Once Upon a Time … in Hollywood is a good — not great — movie. It isn’t Quentin Tarantino’s best film, but it’s still pretty good. There’s a reason so many actors continuously fight to work with QT, because he continually brings out the best in every one of them he chooses, despite the size of their roles. The enigmatic filmmaker had a lot to work with here and sometimes gets sidetracked when there’s too many shiny new toys to play with.
That’ll happen when you’ve got Brad Pitt, Leonardo DiCaprio, Margot Robbie, Al Pacino and Timothy Olyphant in your cast, with Dakota Fanning, Emile Hirsch, Margaret Qualley and Mike Moh fighting for screentime. Tarantino is known for bringing in well-known actors, maybe on the backside of their careers, to prominence, and here Kurt Russell and Bruce Dern have met those requirements well. But it’s the fact that QT has a base group of actors who he continually trusts with different roles in just about every movie he makes, with no role being too small. Here, that’s Michael Madsen and Tim Roth (whose scenes were later deleted). These two actors have been working with QT through thick and thin since Reservoir Dogs — which I still enjoy to this day — and more recently, Pitt and DiCaprio.
Speaking of actors, it’s sad that Luke Perry’s final role isn’t a large one and it was interesting seeing so many celebrity children in the hippie cult, including Maya Hawke, Harley Quinn Smith and Rumer Willis.
Once Upon a Time is great when there’s smaller moments between two characters, but bringing them all together isn’t as cohesive in this outing. It is a nostalgic throwback to the end of Hollywood’s Golden Era and Tarantino’s strong visual style makes this setting one where I’d love to live. In fact, it’s the best thing about this film. The whole thing is filmed as if it’s real life, but it’s really a meta look at life as a TV show, which presents some great metaphors. Los Angeles is the real star here, one which sadly doesn’t exist anymore, which brings us back to QT’s style.
If you’re a fan of Tarantino — and I am, ever since seeing Reservoir Dogs in a movie theater — you might recognize some elements the filmmaker has practically trademarked that appear in each of his films. His movies generally involve non-linear storylines. Incredible attention is paid to the tiniest of details. There’s gonna be lots of curse words, smart dialogue and plenty of pop-culture references used in his scripts. Oh, and so much violence. Iconic, incredible music is always played in the background, which is usually personally chosen by QT himself. Multiple characters are usually followed who eventually interact with each other by the film’s conclusion. The bad guys don’t generally win, but sometimes they do, and more recently, the films of QT exist in a separate, alternate universe, much like our own, but it’s basically historical fiction (think Inglorious Basterds and now, Hollywood).

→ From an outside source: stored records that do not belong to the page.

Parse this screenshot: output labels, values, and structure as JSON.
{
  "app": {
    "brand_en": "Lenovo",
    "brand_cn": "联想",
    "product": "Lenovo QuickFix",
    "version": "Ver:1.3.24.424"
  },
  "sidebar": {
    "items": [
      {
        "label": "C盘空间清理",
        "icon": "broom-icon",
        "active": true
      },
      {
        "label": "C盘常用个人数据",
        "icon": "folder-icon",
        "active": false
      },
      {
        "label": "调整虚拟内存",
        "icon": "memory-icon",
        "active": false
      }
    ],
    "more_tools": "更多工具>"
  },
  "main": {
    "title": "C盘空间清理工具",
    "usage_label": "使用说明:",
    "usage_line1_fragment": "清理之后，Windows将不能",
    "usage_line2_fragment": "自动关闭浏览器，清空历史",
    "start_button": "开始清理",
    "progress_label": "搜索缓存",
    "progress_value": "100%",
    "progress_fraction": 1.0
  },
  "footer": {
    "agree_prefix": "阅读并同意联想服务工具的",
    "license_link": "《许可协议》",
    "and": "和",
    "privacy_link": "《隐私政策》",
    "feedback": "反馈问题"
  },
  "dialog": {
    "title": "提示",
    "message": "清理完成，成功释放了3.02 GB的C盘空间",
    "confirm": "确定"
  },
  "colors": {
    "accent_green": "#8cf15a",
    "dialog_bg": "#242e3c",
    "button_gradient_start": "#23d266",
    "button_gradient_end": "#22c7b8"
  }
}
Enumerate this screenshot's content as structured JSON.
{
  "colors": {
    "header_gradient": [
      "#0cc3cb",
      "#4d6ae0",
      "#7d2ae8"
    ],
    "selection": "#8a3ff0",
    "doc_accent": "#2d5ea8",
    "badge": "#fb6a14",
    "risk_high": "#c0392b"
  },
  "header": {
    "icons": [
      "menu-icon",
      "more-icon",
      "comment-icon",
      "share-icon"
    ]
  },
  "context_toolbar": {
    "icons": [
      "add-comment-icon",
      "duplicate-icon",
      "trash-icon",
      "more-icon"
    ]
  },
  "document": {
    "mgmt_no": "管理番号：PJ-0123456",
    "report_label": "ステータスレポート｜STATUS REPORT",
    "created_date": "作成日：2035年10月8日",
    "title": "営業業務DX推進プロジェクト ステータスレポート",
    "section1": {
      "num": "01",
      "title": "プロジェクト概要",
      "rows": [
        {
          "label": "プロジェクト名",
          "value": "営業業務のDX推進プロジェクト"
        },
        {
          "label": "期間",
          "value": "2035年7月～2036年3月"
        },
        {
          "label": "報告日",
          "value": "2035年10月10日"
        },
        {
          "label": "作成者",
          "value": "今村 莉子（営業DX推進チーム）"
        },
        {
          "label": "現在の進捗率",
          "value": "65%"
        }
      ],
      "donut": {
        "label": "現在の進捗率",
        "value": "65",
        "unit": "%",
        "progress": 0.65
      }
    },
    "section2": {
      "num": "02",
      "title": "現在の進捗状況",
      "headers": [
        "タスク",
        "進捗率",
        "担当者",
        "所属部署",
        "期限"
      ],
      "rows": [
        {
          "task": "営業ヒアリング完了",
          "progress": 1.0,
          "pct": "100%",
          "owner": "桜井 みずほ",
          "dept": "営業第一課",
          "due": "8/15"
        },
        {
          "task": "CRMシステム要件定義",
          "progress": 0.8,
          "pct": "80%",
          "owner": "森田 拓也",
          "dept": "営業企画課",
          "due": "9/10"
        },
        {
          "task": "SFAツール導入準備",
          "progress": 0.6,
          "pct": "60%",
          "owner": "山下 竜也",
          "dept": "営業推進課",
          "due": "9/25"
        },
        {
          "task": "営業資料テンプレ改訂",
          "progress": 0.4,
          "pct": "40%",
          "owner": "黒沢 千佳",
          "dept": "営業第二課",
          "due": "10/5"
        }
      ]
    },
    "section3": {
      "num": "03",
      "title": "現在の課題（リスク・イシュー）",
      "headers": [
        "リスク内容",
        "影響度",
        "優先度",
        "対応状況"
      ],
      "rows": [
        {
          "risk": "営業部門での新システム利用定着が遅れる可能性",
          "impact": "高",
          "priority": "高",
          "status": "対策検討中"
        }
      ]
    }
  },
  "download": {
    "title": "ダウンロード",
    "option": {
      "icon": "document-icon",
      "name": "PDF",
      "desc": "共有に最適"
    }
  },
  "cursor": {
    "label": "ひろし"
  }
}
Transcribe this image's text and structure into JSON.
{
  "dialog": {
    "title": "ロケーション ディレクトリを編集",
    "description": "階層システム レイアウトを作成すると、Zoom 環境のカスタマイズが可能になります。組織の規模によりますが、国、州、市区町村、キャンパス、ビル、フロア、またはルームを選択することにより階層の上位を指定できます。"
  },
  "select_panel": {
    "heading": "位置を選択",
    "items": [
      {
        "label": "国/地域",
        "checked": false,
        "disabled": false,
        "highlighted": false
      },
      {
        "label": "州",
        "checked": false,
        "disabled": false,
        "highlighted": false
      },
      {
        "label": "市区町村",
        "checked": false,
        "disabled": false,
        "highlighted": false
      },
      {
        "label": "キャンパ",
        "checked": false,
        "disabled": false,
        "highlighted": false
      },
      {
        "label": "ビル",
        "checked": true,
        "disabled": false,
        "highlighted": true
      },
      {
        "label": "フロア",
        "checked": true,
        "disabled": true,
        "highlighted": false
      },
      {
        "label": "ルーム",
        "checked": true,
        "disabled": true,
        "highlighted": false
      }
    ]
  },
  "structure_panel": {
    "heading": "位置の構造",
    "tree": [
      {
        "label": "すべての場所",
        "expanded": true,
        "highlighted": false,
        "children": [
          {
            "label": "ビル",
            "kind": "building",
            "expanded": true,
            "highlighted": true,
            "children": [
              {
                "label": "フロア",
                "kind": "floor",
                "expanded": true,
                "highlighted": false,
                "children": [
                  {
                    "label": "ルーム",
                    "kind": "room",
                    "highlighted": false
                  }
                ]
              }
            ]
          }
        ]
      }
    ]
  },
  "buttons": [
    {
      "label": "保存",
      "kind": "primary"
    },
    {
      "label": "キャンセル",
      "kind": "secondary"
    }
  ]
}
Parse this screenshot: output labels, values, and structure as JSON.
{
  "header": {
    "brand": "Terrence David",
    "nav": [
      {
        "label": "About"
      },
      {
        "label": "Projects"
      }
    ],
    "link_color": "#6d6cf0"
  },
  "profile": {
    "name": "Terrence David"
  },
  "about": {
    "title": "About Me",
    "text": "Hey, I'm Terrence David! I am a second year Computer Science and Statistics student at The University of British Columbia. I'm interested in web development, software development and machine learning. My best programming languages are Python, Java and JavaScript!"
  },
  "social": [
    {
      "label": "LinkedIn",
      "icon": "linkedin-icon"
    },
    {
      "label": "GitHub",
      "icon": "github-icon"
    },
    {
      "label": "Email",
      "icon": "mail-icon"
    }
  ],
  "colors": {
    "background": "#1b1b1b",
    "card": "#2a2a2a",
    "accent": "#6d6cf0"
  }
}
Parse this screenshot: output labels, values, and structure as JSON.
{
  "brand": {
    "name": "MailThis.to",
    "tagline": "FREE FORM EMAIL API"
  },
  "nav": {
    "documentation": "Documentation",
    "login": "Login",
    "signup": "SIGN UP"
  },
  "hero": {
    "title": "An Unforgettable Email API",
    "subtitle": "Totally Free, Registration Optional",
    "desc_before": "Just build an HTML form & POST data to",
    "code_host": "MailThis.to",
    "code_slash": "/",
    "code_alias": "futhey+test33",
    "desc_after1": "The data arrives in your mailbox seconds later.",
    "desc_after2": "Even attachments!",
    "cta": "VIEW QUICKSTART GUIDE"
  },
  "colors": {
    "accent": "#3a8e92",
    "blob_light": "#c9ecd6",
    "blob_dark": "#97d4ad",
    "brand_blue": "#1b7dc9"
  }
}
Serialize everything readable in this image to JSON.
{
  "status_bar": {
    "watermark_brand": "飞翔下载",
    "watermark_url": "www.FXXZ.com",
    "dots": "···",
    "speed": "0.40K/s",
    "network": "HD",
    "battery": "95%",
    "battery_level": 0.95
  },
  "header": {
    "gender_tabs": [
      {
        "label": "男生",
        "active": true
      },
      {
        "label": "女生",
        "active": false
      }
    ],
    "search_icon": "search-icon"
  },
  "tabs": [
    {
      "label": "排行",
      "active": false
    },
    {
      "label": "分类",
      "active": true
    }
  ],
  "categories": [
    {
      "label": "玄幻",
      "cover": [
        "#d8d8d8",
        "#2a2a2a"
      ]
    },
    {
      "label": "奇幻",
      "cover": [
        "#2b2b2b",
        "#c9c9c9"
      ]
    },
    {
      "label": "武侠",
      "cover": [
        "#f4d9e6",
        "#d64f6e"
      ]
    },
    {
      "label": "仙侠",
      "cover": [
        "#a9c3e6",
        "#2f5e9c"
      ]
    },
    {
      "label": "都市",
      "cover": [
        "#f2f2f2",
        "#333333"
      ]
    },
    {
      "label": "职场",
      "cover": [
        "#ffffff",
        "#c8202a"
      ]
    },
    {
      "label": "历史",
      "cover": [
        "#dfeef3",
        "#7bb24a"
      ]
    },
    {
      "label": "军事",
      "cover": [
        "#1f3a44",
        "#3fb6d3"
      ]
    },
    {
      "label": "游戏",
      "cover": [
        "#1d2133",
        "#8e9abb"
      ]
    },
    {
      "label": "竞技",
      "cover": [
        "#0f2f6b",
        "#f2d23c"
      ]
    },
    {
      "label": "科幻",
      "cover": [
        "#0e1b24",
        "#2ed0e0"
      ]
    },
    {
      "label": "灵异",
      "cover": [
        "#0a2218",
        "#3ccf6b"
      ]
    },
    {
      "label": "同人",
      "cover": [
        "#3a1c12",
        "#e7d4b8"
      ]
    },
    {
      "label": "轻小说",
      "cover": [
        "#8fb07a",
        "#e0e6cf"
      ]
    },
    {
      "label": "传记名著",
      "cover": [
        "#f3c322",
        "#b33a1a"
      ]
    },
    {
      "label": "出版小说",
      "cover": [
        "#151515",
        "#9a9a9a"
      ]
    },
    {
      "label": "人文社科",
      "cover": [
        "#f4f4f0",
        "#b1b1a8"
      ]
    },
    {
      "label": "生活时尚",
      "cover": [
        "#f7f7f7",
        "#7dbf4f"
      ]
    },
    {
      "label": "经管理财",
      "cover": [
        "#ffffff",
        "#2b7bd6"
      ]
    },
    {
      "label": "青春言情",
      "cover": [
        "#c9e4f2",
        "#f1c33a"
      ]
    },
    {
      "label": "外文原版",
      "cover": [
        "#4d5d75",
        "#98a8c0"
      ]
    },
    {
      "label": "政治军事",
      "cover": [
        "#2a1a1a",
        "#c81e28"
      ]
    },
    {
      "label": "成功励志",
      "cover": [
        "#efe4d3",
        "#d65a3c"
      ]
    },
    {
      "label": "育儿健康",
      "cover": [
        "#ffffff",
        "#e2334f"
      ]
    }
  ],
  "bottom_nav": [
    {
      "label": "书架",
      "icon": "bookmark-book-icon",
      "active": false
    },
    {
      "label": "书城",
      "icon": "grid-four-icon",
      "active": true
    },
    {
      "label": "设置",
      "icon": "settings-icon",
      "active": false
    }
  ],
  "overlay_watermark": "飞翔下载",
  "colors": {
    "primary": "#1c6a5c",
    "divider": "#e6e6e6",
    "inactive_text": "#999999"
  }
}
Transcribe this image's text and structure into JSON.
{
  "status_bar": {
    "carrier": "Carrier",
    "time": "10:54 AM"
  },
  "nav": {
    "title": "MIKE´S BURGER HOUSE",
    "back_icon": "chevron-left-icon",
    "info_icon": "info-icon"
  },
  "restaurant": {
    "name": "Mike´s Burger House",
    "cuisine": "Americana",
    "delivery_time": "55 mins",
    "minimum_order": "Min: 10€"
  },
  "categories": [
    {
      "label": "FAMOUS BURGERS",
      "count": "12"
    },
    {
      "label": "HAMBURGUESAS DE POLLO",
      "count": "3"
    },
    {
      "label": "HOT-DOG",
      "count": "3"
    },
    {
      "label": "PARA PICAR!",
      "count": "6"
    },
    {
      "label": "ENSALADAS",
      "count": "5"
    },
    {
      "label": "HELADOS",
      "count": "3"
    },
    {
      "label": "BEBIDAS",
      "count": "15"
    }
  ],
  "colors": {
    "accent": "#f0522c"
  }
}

Will Once Upon a Time … in Hollywood really be Tarantino’s penultimate movie? I hope not. QT has NEVER been a mainstream filmmaker, always creating movies his own way, with R ratings being the norm. While keeping the rating, Hollywood feels like QT’s first attempt to tone down his usual shtick in order to gain widespread appeal. It almost works.
There’s not a whole lot of smart dialogue — I really missed that. There’s wasted moments focusing too long at previous in-universe TV shows and movies that never fully serve any purpose other than to build character and eventually bloat the overall running time. There’s wasted characters with unresolved arcs. The movie centers around Leo and Pitt, with Robbie’s role of Sharon Tate being absolutely unnecessary in the overall storyline and it should have been totally removed — obviously the film would have needed another ending, entirely. Moh’s portrayal of Bruce Lee was also not needed in the storyline, only proving Pitt’s still got his wits and training, ultimately sparking a racial controversy. I didn’t see the political message that some did, but this was an homage to old-timey cinema and the welcoming of a new guard into the mix.
Once Upon a Time is almost a complete movie, but if you analyze the character arcs of Rick Dalton and Cliff Booth, they never really change by its conclusion, they simply find some fulfilling work overseas and then it’s over. This is a story of friendship. It’s nothing groundbreaking and I dare say it’s unconventional. The best thing is the scenery… the acting is pretty great and will most likely receive more noms as awards shows reach their nominations deadlines. With the passing of QT’s long-time editor not too long ago, the past couple of movies QT has made haven’t felt as sharp without her. This one could have definitely been tightened up and improved.
Quentin Tarantino’s movies can’t still be described as cult classics as his first couple of films were, but they seem to gain acceptance and validity as the years pass their release dates and they’re watched by the masses. Once Upon a Time … in Hollywood will get better as people nostalgically look back onto this showbiz throwback.